IL-35 producing antigen presenting cells in type 1 diabetes

Abstract

Abstract In type 1 diabetes (T1D), the insulin producing β cells are damaged by unknown factors. Antigen presenting cells (APCs) are believed to present autoantigens to T cells, thus initiating the immune attacks to β cells. However, several types of APCs also possess regulatory functions by producing anti-inflammatory cytokines like IL-35. We found the proportions of IL-35+ cells among both CD11c+CD123− dendritic cells (DCs) and CD11c−CD123+ DCs were decreased in the peripheral blood mononuclear cells from T1D patients than healthy controls. Multiple low dose streptozotocin (MLDSTZ) mouse model of T1D was used to study the immune response of IL-35 producing APCs. Male CD-1 mice were injected with STZ for five consecutive days to induce experimental T1D. We found the proportions of IL-35 expressing MHC-II+CD11b−CD11chigh conventional DCs (cDCs) were decreased in the spleens of MLDSTZ mice than in control mice on day 21 after the first STZ injection. We next investigated which subtype of cDCs contribute to the IL-35 production, and found that it is CD8+XCR1+ cDC1s that produce IL-35 while cDC2s do not.

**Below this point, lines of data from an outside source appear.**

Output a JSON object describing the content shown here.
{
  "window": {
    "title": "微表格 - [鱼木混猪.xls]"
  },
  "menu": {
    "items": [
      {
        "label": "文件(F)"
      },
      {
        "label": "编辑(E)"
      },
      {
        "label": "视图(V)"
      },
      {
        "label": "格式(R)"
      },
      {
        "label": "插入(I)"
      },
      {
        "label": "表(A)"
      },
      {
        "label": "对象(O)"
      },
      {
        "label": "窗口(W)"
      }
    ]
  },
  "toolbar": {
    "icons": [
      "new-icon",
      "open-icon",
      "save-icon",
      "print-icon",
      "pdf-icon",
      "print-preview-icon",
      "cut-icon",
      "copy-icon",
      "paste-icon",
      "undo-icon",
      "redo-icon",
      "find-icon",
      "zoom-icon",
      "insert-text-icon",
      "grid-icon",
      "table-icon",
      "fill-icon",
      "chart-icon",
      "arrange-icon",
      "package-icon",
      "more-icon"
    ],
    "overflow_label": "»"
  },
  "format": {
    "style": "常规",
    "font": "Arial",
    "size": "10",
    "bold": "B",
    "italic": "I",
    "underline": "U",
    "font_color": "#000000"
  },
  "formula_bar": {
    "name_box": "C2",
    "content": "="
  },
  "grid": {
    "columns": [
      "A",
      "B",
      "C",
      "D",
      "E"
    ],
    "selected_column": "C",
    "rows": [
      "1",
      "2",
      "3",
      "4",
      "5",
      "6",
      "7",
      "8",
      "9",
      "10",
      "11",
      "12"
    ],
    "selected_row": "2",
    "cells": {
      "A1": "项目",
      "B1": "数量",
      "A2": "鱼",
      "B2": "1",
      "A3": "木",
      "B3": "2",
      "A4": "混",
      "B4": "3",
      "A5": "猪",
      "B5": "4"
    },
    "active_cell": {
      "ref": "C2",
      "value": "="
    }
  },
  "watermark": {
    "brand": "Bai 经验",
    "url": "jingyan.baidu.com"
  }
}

After the five day STZ injections, male CD-1 mice further received recombinant mouse IL-35 injection or PBS daily for 8 days. We found increased proportions of IL-35+ cells among cDC1s in IL-35 treated mice than PBS treated mice. Only a minority of plasmacytoid DCs (pDCs) produce IL-35, and IL-35 treatment did not increase the proportion of IL-35+ pDCs. We further investigated macrophage polarization, finding that IL-35 treatment increased Arg1+ M2 proportions and decreased TNF-α+ M1 proportions. Our results illustrate that the decrease in IL-35 producing APCs may contribute to the development of T1D.